US top court says band name 'Slants' ok
The top US court says the government cannot deny registration of trademarks with offensive terms, arguing that is a violation of the right to free speech.
The ruling is a victory for the Asian-American rock band The Slants, which sued after the government rejected its registration to trademark its name.
Band members said they were reclaiming the term, which was viewed as derogatory to Asians.
Band leader Simon Tam said they were "humbled and thrilled" by the ruling.
"This journey has always been much bigger than our band - it's been about the rights of all marginalized communities to determine what's best for ourselves," he wrote on Facebook.

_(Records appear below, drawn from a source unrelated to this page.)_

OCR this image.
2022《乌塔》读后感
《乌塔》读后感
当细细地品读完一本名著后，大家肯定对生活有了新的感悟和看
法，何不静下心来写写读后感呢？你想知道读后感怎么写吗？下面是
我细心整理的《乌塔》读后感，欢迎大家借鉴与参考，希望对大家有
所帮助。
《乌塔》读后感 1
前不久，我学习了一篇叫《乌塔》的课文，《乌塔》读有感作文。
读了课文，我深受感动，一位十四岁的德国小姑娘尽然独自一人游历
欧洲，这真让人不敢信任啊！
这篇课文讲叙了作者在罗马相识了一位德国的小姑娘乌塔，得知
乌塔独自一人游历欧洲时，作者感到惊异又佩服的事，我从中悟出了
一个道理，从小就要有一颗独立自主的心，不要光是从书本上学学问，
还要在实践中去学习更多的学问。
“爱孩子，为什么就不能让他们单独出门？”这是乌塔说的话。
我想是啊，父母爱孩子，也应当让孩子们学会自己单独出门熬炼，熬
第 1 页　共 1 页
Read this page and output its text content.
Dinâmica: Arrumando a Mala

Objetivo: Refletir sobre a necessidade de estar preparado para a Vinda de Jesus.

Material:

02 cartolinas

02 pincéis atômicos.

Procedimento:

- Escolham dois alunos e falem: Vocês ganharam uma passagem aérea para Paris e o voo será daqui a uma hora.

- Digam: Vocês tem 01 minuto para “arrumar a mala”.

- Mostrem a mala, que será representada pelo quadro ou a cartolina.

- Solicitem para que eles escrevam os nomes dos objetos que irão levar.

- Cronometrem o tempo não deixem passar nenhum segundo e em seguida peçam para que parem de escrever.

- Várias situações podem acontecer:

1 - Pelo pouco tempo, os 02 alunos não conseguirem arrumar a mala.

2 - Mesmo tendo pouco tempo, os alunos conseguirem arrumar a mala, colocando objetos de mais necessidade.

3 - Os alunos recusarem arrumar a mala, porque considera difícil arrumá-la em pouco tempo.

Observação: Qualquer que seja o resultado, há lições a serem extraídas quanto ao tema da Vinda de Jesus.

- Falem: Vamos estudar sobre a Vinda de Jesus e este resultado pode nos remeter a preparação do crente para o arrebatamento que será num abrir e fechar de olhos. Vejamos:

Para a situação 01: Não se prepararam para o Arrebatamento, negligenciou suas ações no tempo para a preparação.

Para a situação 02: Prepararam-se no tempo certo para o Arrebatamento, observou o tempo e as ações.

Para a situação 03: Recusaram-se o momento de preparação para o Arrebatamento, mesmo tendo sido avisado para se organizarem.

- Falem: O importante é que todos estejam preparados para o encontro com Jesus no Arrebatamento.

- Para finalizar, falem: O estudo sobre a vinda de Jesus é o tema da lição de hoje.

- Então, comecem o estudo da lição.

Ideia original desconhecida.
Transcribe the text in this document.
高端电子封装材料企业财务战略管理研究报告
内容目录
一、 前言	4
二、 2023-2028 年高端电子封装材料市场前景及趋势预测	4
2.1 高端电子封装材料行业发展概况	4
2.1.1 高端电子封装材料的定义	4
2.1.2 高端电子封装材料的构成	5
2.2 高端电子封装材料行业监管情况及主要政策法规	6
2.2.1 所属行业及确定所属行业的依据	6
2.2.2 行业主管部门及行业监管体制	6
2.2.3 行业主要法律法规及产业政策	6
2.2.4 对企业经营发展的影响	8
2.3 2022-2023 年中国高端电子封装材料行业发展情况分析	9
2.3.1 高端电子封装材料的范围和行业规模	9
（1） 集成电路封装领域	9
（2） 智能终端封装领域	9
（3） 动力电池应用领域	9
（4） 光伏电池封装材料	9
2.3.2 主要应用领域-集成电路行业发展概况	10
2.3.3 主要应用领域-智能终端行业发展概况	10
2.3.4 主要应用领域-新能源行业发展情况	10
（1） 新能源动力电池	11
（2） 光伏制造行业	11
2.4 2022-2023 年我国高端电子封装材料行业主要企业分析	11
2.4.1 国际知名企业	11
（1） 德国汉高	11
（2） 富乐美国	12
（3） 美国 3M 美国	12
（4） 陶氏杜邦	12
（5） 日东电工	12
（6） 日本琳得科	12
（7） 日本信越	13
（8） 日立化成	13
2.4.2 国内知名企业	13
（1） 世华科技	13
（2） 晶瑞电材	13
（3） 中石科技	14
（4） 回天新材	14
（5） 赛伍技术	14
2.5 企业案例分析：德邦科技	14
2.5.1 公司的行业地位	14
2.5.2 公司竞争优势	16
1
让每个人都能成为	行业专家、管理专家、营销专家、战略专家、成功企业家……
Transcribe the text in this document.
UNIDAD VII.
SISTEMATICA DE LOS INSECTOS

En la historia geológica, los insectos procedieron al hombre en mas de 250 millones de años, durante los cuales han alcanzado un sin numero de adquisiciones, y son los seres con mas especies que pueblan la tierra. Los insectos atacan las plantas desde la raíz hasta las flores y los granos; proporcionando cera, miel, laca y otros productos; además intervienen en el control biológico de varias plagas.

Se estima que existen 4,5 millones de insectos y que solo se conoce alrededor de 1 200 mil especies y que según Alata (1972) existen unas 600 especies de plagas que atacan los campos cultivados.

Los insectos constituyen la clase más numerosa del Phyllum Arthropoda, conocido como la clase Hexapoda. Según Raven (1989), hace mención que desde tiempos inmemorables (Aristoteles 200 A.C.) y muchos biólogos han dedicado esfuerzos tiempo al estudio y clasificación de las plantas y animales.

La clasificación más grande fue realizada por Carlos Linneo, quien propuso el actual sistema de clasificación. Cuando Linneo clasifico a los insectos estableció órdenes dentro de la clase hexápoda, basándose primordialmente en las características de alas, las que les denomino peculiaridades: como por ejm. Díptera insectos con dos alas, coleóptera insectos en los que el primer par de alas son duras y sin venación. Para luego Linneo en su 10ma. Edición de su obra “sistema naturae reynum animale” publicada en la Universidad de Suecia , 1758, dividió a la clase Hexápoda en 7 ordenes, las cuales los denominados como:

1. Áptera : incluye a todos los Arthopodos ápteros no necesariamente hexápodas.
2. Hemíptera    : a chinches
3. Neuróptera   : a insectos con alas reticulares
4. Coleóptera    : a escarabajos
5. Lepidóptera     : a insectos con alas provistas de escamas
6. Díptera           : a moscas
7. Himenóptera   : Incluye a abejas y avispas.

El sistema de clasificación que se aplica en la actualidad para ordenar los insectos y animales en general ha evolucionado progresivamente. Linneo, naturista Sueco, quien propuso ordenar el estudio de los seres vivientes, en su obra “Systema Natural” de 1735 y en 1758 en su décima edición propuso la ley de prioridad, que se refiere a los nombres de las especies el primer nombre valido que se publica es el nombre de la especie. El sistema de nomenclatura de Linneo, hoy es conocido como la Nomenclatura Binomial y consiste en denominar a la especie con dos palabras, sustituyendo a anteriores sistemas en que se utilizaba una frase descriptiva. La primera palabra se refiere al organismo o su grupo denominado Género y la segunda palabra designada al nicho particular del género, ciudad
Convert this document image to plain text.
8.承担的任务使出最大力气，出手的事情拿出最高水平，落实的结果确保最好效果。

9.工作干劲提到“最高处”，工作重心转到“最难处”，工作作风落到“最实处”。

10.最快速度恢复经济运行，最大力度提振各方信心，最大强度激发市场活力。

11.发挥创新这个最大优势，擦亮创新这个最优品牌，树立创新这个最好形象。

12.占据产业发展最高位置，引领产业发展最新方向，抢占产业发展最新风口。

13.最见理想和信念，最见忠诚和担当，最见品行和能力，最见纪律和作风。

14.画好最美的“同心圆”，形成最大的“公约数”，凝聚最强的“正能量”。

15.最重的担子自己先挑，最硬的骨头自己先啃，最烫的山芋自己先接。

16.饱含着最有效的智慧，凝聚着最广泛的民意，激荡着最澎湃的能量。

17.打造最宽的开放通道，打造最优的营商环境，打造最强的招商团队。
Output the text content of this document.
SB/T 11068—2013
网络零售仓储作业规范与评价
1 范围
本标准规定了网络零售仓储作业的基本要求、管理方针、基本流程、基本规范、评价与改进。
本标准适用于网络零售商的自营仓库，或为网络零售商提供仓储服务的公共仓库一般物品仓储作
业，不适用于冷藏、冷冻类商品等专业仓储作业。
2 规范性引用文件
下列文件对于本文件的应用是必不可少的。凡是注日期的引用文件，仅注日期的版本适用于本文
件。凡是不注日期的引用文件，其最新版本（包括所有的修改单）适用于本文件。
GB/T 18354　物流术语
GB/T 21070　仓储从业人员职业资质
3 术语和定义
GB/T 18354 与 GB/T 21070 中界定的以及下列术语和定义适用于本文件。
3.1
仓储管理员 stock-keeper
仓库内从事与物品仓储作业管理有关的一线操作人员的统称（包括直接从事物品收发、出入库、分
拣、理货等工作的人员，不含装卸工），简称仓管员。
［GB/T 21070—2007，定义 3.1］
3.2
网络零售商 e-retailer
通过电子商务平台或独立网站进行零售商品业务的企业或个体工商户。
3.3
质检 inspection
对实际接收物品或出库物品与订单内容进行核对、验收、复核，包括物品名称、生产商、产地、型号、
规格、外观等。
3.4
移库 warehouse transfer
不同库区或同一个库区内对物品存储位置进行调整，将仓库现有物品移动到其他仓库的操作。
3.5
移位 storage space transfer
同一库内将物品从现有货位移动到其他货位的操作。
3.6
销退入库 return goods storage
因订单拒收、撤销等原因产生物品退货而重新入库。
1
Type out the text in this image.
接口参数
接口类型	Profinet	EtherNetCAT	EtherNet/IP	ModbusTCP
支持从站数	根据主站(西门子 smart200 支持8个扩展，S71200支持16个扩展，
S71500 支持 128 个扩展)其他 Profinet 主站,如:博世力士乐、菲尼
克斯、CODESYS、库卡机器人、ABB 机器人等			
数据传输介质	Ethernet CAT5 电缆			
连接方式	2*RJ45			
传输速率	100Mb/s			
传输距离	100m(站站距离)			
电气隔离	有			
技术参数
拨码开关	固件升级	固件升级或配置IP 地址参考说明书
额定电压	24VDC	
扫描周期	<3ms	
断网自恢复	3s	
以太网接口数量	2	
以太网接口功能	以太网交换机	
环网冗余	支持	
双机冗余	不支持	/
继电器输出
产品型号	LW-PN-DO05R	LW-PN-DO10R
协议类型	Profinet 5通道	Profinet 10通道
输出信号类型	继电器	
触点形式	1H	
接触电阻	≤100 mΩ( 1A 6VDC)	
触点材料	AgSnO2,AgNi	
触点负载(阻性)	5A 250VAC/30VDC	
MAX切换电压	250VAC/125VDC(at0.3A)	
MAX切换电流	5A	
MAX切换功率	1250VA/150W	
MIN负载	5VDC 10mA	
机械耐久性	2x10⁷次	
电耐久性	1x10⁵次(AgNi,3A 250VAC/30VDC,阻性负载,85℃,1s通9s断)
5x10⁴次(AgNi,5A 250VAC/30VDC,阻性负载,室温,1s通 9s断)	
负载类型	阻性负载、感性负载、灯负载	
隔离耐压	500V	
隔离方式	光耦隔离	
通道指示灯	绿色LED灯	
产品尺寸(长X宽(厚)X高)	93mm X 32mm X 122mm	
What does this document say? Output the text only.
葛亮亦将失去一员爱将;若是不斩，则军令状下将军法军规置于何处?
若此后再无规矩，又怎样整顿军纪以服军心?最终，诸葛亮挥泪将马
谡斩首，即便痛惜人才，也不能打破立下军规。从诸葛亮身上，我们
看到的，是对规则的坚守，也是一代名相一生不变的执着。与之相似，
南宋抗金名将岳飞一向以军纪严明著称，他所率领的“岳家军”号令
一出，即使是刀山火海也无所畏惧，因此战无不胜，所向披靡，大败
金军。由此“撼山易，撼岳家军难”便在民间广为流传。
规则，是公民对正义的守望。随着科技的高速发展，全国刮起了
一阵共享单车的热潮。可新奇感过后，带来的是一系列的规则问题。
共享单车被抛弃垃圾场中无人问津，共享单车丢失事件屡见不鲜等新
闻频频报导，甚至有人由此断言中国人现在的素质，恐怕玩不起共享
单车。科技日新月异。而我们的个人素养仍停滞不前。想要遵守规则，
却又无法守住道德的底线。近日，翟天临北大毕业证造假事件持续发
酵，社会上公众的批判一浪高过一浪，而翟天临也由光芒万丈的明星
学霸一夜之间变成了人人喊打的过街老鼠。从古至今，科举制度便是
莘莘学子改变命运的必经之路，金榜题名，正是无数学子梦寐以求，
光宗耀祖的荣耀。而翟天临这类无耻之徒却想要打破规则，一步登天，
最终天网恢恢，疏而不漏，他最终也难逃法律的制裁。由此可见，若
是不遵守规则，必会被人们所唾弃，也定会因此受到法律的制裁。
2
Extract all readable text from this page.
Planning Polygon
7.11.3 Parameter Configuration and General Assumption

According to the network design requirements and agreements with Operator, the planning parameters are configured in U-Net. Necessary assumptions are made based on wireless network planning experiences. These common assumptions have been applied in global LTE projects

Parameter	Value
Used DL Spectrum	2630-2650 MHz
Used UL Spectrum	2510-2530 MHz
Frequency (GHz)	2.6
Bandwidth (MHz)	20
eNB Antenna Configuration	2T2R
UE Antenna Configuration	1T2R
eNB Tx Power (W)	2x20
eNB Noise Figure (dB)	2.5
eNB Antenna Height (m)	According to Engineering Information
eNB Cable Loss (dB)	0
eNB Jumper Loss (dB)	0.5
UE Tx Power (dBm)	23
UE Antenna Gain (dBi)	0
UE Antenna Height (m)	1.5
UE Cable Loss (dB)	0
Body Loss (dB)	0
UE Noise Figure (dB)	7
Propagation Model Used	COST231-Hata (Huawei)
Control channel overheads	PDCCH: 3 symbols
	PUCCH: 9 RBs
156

The US Patent and Trademark office had denied the application, pointing to a portion of the law that prohibits federal registration of a trademark if it disparages persons, beliefs, or institutions.
In a unanimous 8-0 decision, the Supreme Court said that clause was unconstitutional.
"It offends a bedrock First Amendment principle: Speech may not be banned on the ground that it expresses ideas that offend," Justice Samuel Alito wrote in the decision.
The US government had said its decision to refuse the band trademark registration was not a violation of free speech because the band could still use the name.
But federal registration is important because it makes trademarks more secure, said Ronald Coleman of the Archer law firm, one of the lawyers who argued the case for the band.
The decision has implications for a case that is already pending over the name of the US football team, the Washington Redskins.
The US Patent and Trademark office cancelled the team's trademark registrations in 2014, after five Native Americans said the name was offensive.
Paul Fucito, a spokesman for the trademark office, said it is reviewing the decision and expects to issue new guidance for employees.